Miraka chief executive Richard Wyeth said every New Zealander has a role to play in biosecurity. “It takes all of us to protect what we’ve got.” Biosecurity is one of dairy companies’ top shared priorities because any lapse could have a catastrophic effect. “The reality is that every container we use has been imported,” he said. “NZ can’t be a fortress but we must actively manage biosecurity risks.” He looks forward to working with other companies that have signed the pledge because there is a significant opportunity for them to learn from each other. “We have a strong role to play in biosecurity and we’re stepping up to play that role.”

Trevalyan Pack and Cool packs 10% of the country’s kiwifruit and avocado production. Its managing director James Trevalyan talked about the personal effects of the discovery of Psa in 2010. “I realised we had to change,” he said.

Kiwifruit Vine Health (KVH) had given the industry a range of tools and the links created led to the formation of Tauranga Moana Biosecurity Capital and now the pledge, which his company had signed. “We need to understand what goes on so we can be part of a bigger change,” he said. “It’s an absolute no-brainer for us. Let’s get behind it.”

Biosecurity Border Clearance Services’ central and southern regional commissioner Steve Gilbert said there will be more frontline quarantine officers this summer, at 620 compared with 570 last year. Indications are stink bugs are just as prolific in Europe as last season, which was challenging.
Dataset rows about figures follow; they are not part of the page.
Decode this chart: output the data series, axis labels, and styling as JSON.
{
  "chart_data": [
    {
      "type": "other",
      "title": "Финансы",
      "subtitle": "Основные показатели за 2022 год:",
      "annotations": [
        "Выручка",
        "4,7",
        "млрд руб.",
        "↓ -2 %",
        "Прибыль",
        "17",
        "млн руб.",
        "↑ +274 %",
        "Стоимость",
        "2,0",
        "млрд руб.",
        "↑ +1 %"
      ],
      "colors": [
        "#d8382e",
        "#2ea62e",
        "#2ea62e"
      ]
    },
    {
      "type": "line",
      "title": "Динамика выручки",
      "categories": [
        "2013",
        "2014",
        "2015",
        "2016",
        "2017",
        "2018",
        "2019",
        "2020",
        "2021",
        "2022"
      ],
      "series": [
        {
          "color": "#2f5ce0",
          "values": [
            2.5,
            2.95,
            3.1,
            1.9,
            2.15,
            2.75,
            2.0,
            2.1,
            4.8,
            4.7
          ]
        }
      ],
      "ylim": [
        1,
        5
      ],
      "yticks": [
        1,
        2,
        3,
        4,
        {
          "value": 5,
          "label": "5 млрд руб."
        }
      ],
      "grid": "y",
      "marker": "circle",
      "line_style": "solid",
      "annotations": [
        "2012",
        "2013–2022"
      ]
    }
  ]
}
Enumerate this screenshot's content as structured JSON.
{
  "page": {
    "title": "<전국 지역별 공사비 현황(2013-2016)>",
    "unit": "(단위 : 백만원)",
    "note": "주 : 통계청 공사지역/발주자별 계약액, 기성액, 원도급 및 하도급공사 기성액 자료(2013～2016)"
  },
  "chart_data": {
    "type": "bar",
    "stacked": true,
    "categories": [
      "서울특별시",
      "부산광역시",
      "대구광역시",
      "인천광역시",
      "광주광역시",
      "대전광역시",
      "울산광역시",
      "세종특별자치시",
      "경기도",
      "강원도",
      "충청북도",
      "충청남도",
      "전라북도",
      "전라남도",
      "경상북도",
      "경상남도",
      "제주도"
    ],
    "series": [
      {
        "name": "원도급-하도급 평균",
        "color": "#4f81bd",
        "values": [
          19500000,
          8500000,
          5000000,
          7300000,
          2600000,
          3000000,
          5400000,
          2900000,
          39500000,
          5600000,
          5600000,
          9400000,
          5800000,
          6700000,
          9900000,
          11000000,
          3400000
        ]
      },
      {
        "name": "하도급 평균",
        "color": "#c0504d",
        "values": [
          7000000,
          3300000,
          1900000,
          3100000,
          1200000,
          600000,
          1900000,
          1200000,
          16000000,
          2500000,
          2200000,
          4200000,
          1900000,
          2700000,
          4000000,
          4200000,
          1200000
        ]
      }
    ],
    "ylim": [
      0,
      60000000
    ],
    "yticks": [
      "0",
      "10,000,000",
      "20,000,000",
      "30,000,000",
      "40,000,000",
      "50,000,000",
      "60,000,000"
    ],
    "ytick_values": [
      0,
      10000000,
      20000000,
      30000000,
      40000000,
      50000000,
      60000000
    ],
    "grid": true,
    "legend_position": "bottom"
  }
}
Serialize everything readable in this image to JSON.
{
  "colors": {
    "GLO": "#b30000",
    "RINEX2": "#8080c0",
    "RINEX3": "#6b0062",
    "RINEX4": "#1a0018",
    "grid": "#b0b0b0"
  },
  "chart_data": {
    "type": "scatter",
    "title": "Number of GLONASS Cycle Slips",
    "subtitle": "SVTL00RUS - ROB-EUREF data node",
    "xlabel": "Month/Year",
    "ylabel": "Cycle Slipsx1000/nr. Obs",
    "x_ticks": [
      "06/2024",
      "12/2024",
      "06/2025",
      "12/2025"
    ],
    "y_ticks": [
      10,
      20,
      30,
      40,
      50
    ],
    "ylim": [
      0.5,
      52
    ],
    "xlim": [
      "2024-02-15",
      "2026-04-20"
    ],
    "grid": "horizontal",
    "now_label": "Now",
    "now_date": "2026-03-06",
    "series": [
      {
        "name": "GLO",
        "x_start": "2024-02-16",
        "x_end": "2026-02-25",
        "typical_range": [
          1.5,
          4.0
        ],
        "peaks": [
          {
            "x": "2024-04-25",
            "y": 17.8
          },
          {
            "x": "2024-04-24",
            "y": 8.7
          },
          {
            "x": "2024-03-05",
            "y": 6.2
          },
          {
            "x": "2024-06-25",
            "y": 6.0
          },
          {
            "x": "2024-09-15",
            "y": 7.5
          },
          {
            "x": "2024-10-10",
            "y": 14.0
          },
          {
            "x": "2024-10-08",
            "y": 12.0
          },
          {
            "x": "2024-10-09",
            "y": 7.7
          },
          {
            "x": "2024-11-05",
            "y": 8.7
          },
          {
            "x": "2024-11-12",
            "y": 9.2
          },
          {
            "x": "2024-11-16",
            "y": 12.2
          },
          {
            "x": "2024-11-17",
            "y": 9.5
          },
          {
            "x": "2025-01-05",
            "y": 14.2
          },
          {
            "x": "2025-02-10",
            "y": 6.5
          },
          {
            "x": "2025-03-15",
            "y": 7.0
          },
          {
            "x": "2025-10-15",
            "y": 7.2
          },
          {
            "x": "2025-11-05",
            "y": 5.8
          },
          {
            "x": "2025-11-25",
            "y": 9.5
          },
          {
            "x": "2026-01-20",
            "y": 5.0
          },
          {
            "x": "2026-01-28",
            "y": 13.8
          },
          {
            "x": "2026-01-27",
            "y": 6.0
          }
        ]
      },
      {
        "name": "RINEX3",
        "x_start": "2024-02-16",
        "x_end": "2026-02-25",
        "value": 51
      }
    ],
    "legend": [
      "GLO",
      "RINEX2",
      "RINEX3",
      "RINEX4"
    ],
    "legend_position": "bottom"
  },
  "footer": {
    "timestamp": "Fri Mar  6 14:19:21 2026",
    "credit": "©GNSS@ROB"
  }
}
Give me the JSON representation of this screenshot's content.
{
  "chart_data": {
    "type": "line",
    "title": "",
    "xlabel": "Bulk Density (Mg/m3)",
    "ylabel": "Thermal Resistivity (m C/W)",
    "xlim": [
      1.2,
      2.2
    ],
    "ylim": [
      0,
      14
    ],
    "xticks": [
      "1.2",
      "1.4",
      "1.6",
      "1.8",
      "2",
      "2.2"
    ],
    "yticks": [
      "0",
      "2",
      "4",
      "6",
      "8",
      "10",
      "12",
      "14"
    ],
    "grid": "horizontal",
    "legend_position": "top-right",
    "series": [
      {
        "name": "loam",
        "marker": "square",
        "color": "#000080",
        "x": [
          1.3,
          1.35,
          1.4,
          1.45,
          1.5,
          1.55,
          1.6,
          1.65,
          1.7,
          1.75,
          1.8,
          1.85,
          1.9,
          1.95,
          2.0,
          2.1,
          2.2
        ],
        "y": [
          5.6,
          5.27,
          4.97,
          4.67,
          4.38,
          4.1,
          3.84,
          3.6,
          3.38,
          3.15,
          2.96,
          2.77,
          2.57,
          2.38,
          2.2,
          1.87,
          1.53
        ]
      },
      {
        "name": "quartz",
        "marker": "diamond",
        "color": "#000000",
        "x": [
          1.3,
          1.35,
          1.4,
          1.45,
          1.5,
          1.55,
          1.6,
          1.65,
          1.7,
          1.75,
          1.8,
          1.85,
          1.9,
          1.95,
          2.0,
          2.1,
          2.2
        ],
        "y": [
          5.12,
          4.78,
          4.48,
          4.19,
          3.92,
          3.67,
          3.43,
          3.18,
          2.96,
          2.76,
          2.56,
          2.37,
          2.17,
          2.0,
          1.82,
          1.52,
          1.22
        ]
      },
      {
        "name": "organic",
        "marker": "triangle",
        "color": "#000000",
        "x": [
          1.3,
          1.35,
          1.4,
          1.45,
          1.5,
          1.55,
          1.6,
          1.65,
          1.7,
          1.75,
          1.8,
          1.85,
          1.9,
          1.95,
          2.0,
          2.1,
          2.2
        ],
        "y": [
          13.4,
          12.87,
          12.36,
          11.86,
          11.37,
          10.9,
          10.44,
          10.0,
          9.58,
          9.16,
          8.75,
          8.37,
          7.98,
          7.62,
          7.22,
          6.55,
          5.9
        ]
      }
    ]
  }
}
There have been 33 countries added to the list of those needing pre-clearance for the pest before exports come to NZ. “We’re taking an educational approach but if we don’t see what we want we will delist and we will carry on randomly auditing at the wharves,” he said.

Other issues are vessels being turned away from NZ ports because of bio-fouling and cross-contamination of vehicles pre-cleared in Japan being parked next to those not being imported. Random audits and document checks on containers will be used to stop people who make a conscious decision to smuggle pork, despite the risk of African swine fever coming into the country.